One of the important parts of my sabbatical is Dwelling in the Word. I will be Dwelling in the Road to Emmaus story, Luke 24:13-35


   Looking back. That's what I noticed today.  The disciples, Cleopas and the companion(read you, child of God), were trying to "figure it out."  They were in earnest discussion along the way.  But it was Jesus who came and supplied the "missing link."  It was Jesus who provided the meaning to what had seemed meaningless.  And then... then they were able to reflect and see all of the places where Jesus had been with them - on the way, in the Word and in the breaking of the bread. 


   Sometimes in the busyness of life, I'm so caught up in the present moment - and in anticipating what's next... that I don't take time to reflect on what has been and where Jesus has been walking with me.  So today... I will thank Jesus for walking with me ALONG THE WAY... even as I celebrate this day and look forward to the days to come.  


   Reflecting back, I give thanks for the faithfulness of the people of Faith-Lilac Way. The celebratory send-off was beautiful (and delicious).  I left with peace of mind - knowing that the people of FLW would be well cared for and would care for one another - and for the neighbor.  As I reflect, I see the faithfulness those who attend and the presence of God with them.


   At home I see this too. Last night, I was at Daniel's band concert. I give thanks for the many hours of preparation that the students and director put in - and the parents in patiently listening to squeaky notes!  The work - slow and tedious though it seems at the time - is necessary for the results.  And the result was glorious - and fun!
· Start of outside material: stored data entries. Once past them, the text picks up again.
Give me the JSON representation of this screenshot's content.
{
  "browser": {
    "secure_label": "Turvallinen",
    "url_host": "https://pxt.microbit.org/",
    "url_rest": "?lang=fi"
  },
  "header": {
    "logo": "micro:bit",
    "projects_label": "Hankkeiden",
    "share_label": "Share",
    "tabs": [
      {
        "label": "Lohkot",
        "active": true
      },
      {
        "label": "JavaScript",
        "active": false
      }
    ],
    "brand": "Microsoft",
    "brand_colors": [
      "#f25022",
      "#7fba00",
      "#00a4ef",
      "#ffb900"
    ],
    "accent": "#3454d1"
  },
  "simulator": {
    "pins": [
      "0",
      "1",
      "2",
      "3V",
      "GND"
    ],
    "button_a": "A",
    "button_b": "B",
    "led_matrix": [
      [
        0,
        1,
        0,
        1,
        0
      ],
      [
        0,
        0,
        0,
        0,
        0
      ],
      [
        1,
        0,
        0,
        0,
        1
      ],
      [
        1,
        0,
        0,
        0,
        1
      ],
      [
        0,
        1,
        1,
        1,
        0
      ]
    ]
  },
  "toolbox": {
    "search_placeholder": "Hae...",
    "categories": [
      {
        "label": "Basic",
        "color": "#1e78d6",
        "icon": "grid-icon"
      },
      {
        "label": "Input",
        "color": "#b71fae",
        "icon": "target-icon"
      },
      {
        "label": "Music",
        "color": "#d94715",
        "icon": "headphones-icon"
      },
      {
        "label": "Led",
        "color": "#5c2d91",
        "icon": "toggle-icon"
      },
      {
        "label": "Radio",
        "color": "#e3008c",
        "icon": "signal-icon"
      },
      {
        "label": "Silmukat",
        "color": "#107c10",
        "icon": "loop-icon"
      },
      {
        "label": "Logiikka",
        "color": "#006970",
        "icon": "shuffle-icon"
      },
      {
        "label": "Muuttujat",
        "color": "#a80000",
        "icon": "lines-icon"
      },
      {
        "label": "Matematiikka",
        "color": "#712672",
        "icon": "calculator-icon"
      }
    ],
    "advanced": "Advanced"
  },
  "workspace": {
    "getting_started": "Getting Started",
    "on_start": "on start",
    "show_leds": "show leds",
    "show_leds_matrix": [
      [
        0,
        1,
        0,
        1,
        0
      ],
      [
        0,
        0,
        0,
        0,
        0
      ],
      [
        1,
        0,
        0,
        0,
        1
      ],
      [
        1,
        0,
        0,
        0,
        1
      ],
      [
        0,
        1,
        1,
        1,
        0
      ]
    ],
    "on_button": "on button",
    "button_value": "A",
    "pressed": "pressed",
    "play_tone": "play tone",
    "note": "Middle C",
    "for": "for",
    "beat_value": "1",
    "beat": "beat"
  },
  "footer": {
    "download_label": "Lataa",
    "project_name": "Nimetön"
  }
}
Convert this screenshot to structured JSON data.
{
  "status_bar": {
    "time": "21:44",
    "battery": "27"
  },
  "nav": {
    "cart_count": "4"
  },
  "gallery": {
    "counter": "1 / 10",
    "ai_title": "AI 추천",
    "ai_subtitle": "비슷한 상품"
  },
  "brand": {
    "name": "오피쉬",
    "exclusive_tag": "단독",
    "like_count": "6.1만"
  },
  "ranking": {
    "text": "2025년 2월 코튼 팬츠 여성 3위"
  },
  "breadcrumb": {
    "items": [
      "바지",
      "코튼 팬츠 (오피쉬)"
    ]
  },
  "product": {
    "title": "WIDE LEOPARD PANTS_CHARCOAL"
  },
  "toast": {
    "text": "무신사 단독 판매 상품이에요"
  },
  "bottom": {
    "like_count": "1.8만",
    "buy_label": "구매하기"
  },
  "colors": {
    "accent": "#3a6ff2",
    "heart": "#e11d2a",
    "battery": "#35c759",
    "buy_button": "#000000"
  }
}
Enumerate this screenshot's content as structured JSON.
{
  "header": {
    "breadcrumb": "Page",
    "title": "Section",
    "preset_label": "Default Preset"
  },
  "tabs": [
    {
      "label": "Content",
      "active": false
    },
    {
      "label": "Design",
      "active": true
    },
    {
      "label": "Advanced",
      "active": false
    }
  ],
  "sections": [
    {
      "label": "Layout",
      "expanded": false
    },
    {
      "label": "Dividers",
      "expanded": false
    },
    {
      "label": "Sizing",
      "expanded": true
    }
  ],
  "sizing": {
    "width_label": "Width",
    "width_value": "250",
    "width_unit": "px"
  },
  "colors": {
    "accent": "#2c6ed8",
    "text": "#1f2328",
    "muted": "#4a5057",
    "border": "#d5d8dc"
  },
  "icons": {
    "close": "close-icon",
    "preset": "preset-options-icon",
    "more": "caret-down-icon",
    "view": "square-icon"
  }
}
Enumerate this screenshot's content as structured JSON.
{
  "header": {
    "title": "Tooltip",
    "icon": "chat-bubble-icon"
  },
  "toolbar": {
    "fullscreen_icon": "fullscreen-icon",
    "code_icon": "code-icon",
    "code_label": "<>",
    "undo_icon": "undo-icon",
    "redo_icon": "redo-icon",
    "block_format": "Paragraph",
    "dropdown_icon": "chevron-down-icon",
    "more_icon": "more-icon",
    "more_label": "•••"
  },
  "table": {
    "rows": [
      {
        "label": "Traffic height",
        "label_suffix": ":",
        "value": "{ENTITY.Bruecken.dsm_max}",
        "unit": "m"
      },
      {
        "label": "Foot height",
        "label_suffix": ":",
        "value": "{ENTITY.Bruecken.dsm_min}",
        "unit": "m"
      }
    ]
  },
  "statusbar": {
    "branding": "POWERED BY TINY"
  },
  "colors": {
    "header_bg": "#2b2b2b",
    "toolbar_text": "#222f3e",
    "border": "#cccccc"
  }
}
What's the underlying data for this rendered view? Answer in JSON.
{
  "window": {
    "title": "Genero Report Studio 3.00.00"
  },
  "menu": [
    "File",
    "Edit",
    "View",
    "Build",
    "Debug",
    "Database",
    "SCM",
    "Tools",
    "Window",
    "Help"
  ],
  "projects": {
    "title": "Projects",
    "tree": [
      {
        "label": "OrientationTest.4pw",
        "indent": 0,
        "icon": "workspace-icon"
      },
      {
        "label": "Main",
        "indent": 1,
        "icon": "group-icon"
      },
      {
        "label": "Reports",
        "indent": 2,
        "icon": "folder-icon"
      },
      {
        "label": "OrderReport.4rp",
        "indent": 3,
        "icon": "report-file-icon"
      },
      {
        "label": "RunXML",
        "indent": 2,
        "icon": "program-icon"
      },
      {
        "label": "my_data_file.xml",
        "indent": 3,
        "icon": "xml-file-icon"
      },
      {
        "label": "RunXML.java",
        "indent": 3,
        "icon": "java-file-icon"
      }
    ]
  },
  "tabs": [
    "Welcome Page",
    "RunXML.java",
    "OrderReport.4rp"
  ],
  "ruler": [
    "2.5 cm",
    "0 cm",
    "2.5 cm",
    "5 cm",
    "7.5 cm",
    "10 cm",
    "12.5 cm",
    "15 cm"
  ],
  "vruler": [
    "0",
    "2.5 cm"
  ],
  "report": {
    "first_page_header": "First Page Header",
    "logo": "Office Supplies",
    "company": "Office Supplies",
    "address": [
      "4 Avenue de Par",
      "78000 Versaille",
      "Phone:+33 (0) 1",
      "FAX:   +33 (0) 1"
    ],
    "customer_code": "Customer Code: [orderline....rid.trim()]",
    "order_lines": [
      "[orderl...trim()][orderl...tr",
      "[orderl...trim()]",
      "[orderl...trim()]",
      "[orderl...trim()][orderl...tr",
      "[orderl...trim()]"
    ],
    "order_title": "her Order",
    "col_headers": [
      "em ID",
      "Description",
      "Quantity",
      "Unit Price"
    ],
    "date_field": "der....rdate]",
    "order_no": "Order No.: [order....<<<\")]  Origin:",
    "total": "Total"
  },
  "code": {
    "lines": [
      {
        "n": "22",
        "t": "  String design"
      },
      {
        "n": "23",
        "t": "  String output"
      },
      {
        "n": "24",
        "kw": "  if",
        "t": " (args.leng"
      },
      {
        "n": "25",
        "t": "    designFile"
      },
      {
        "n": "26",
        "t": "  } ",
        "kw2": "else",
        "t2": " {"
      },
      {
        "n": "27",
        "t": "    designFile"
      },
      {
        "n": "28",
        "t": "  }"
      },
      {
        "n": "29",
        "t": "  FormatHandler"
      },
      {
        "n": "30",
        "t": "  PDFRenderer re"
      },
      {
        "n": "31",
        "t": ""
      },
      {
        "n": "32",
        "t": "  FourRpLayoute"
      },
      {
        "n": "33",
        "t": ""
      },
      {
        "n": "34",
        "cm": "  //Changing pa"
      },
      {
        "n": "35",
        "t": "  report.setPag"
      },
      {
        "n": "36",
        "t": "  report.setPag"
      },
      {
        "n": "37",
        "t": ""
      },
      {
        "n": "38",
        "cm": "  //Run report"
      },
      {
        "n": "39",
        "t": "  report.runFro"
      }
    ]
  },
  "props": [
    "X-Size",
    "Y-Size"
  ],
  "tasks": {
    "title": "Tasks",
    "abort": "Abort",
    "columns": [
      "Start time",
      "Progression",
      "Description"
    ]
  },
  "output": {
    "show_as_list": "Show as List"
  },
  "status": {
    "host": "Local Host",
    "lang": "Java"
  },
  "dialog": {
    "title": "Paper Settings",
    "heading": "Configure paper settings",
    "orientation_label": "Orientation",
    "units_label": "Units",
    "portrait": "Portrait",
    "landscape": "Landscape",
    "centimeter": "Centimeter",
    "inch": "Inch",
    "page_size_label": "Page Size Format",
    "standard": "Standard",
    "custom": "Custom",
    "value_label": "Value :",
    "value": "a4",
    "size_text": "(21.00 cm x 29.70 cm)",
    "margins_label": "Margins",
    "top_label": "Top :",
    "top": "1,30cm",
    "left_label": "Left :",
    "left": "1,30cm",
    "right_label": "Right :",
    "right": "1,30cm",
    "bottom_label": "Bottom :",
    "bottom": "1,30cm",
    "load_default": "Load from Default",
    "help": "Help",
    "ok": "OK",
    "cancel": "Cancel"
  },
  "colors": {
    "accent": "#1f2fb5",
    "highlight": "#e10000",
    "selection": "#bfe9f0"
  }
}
Prayer:  Jesus, we know that you are walking with us on the way.  Remind us to take the time to reflect on the ways that you have been present with us in the past, dwell in your Word and be aware of your presence in the present --whether we are seeking your comfort in times of challenge or basking in your blessings-- and strengthen us for the journey to come, knowing that you will be present with us then too!  In Jesus' name. Amen.